The Silver Spoon turns 75 and celebrates 2,000 recipes and over 3 million copies
On 23 September, the twelfth edition with a cover designed by artist Olimpia Zagnoli continues to follow the evolution of contemporary cuisine
4' min read
Key points
4' min read
Seventy-five years, twelve editions, 2,000 recipes, over 250 photographs and well over 3 million copies. But above all: three generations of Italians conquered and 16 translations all over the world. These are the numbers of Il Cucchiaio d'Argento, the recipe book par excellence that since 1950 has accompanied the transformations of Italian cuisine at home, photographing not only the changes in taste but the very evolution of Italian society.
From the post-war period to today: the revolution of the Italian table
"The whole rhythm of our life has become tighter, the service considerably reduced, people no longer want to waste much time either in the kitchen or at the table". These words of Gianni Mazzocchi, a pioneer of Italian publishing and founder of Editoriale Domus, date back to the post-World War II period, when he sensed that new lifestyles were changing table habits. Yet they sound incredibly relevant today.
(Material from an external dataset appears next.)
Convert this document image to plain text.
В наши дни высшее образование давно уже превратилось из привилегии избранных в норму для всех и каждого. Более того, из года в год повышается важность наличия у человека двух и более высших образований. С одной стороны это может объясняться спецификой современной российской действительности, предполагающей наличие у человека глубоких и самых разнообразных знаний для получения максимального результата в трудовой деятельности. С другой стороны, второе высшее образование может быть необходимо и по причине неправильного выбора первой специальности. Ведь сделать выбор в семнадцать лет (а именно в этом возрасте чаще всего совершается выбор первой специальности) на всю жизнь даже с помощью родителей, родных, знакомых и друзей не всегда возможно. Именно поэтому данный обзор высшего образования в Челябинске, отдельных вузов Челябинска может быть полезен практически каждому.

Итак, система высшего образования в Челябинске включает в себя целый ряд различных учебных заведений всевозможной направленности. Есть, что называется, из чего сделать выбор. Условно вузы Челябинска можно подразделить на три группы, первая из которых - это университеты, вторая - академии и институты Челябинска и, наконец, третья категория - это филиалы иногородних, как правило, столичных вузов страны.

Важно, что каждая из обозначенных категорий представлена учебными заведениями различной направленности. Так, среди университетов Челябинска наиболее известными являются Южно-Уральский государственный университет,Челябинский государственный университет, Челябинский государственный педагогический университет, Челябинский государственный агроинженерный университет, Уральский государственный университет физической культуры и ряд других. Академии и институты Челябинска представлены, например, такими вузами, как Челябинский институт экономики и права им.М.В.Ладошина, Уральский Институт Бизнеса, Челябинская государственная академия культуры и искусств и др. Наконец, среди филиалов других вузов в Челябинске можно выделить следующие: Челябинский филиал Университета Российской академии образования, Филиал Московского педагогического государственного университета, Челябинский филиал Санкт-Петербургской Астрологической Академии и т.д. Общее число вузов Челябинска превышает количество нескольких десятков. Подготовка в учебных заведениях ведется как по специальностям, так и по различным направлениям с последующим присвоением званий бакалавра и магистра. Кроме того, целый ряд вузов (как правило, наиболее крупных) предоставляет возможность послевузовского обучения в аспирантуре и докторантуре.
From that intuition, Il Cucchiaio d'Argento (The Silver Spoon) was born, with the aim of collecting 'practical and sometimes even refined recipes, but always presented in the simplest way'. Success was immediate: 500,000 copies sold in a few months and a second edition printed by the end of the same year.
Browsing through the various editions is to take a real journey through time in Italian home cooking, where meals and portions have changed, condiments lightened, cooking techniques refined and the range of ingredients expanded to embrace flavours and cultures from around the world.
Woman at the centre of the domestic revolution
.The most significant change concerns the target audience. "At one time, the cookery book was by nature aimed only at women, complete with household servants, today it is absolutely a world in which everyone plays a part without distinction of gender or role," explains the twelfth edition. A transformation also testified to by a curious document from 1959, which read: 'The woman of the house who provides for the purchases for the whole family controls both its absoluteness and its economic resources' and had to make 'every lira spent on food as much as possible', often renouncing expenses for herself 'for other purposes aimed at the comfort and happiness of the family'.